R. v. E.D.U. Sawe, Crim. App. 838-M-68 26/3/69, Mustaa J.

This is an appeal by way of case stated from the acquittal of the respondent by the learned resident magistrate. The respondent was charged with causing the death of another by dangerous driving contrary to section 44A (1) (a) of the Traffic Ordinance, Cap. 168, as amended by the Traffic Ordinance (Amendment) Act No. 41 of 1964. The following facts were found. While the respondent was driving along School Street his motor vehicle knocked down three pedestrians, including one Safi d/o Mgawe who later died as a result of the injuries sustained. The said Safi d/o Mgawe and the other pedestrians were walking on the correct left side of School Street at the time of the accident, and the motor vehicle went off the road after it had collided with the pedestrians. The Street is overgrown with huge mango trees which make it difficult for a driver to see pedestrians walking on it. The trial magistrate found that there were three ways in which the accident could have happened. First that the respondent deliberately ran Safi d/o Mgawe down. This was rejected outright.  Secondly, the respondent might have seen the pedestrians in good time but believing that they were aware of his approach hoped that they would give way for him to pass. They did not and the accident took place. Thirdly, the respondent, because for the obstruction due to the huge mango trees, might not have seen the pedestrians until it was too late for him to do anything to avoid the accident. The trial magistrate found that: “The evidence before us does not show that things could not have happened in accordance with the third theory. There is thus a doubt about the guilt of the accused for the offence charged.” He also says: “If what happened is sin accordance with the third theory, the blame for this accident would lie on the Township Authorities for keeping a road in town closely overgrown with these huge mango trees which make it difficulty for a driver to know whether there are pedestrians walking along the street.” He therefore acquitted the respondent.
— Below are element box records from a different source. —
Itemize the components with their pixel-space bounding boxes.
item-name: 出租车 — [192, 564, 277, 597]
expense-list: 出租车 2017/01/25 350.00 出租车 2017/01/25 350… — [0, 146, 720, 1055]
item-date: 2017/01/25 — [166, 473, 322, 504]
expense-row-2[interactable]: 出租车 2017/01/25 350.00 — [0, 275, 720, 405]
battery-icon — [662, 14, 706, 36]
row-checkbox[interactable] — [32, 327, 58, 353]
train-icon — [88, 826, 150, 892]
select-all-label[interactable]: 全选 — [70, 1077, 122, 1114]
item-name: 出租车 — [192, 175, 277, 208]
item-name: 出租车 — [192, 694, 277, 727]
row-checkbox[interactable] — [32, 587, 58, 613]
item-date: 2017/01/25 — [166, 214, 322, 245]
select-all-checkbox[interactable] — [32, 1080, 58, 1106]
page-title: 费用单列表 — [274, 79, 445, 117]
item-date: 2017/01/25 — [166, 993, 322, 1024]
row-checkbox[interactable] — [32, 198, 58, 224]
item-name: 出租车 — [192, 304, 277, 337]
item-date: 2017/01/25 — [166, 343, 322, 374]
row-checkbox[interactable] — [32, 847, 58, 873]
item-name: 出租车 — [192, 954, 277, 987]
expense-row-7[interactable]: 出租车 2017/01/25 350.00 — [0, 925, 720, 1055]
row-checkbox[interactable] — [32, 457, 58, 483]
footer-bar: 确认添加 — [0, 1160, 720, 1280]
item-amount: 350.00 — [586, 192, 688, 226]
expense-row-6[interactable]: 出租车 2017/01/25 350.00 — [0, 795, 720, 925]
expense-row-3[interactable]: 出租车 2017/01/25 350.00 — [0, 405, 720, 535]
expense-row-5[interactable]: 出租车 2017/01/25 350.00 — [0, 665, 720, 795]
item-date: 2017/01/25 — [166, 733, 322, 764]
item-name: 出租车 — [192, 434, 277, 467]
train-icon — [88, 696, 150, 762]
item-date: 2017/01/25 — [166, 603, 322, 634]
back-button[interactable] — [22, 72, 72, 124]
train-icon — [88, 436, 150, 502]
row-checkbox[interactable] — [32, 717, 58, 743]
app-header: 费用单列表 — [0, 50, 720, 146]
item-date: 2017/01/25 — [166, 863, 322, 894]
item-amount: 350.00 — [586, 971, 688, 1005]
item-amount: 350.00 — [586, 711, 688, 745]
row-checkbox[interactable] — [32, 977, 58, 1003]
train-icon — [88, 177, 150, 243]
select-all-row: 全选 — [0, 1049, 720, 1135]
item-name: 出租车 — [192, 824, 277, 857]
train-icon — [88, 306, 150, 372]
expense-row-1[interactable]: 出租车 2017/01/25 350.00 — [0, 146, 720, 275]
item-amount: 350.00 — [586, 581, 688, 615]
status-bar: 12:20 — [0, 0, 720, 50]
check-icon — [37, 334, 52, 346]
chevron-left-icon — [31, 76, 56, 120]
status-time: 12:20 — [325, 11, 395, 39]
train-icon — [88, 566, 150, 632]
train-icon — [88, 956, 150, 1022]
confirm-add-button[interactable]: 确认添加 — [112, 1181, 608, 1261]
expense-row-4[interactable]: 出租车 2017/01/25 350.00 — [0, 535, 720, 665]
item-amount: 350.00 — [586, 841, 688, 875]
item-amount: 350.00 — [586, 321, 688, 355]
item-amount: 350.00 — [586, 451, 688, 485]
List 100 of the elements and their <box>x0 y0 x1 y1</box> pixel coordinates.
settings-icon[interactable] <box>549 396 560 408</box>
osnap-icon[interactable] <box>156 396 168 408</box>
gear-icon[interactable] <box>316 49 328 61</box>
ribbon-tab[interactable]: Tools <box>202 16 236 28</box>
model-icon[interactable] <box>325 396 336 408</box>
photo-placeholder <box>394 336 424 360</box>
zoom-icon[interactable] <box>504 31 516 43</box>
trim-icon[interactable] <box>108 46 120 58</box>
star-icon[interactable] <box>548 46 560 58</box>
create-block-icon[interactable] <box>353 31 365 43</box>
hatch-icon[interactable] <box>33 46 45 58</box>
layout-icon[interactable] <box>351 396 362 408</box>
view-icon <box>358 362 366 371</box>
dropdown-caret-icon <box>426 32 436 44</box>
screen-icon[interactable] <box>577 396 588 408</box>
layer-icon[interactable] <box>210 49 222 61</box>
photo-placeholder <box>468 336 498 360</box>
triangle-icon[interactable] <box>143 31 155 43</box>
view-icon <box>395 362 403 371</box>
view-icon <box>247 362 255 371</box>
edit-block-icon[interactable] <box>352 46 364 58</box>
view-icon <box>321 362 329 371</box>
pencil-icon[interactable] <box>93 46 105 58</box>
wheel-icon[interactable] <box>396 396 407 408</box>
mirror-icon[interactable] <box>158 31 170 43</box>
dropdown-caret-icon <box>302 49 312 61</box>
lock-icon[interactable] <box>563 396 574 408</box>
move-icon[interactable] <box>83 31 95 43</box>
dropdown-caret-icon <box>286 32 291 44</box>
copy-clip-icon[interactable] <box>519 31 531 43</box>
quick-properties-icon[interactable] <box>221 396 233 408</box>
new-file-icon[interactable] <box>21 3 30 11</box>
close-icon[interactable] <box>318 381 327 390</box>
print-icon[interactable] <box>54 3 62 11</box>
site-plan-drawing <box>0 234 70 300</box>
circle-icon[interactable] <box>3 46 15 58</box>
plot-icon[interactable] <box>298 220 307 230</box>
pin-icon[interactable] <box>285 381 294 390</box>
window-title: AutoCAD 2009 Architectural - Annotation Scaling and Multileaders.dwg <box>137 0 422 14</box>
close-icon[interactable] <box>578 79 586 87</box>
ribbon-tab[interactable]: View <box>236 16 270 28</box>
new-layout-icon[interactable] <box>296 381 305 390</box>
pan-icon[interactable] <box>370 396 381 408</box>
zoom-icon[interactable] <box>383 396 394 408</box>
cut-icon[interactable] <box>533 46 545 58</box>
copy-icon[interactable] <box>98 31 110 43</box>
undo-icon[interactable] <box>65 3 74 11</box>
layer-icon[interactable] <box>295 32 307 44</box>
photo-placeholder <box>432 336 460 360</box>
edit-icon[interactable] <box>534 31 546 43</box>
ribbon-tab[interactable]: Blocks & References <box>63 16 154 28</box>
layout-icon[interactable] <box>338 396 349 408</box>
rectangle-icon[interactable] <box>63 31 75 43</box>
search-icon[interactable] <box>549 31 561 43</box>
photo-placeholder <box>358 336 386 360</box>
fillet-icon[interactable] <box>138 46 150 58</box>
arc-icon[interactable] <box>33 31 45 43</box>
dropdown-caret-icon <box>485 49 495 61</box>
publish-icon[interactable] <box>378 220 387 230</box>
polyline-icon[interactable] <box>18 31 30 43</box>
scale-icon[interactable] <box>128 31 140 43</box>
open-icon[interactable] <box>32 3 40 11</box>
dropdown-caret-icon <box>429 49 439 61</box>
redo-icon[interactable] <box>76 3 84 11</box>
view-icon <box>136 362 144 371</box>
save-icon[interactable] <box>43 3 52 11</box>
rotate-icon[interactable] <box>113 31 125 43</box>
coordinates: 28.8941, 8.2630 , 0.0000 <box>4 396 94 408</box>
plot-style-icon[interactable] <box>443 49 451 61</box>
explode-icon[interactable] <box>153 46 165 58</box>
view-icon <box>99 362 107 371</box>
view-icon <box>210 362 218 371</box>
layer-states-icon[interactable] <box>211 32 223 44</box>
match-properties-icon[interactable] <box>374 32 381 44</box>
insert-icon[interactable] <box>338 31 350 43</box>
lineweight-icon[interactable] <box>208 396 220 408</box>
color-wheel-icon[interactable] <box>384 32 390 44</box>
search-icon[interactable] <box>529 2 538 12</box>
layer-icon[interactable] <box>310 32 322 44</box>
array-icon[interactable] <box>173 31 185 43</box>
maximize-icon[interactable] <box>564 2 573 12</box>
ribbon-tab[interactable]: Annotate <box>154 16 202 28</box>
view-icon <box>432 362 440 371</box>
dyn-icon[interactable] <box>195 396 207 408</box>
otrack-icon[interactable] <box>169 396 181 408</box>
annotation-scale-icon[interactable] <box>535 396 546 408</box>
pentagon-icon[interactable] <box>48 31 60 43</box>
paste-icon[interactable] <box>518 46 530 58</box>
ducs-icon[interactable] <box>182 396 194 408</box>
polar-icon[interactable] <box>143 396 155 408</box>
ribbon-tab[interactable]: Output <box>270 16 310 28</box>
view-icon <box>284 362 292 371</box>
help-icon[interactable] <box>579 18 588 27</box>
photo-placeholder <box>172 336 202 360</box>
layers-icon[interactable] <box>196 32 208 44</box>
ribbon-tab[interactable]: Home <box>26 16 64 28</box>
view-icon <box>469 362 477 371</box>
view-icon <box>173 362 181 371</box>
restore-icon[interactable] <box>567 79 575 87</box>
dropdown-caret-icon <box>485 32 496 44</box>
Held: “I will of course accept that the accident occurred in terms of theory No. 3 as propounded by the learned trial magistrate ….. In my view, accepting all the facts as found by the trial magistrate, it is clear the respondent was guilty of the offence as charged. In the circumstances described respondent obviously caused the death of deceased by driving in a dangerous manner. In considering the “circumstances” in a charge of causing death by dangerous driving the test to be applied is purely an objective one. If the driving was in fact dangerous in all the circumstances the driver is liable…… [Citing; Graham Lesile John Ball and John James Loughlin [1966]50 Cr. App. Reports 266 at 270].

Here it is quite clear that the respondent was driving along a road where there were big overhanging trees which make it difficult for a driver to see properly. In the circumstances, it was obviously his duty to drive in such a manner so as not to knock down or run over anybody walking on the correct side of the road. By applying such an objective test it is clear the respondent was driving in a dangerous manner, when he knocked down deceased causing her death. I also refer to Hassan Mohamed Omari v. R. 1959 E. A. (C.A. ) 939 at page 945 …….. In that case, the Court of Appeal would also appear to hold that the test to be applied is an objective one. In my view, therefore, on the facts as found by the trial magistrate he should have convicted the respondent. I, therefore, allow the appeal and send it back to the trial court with a direction to convict.”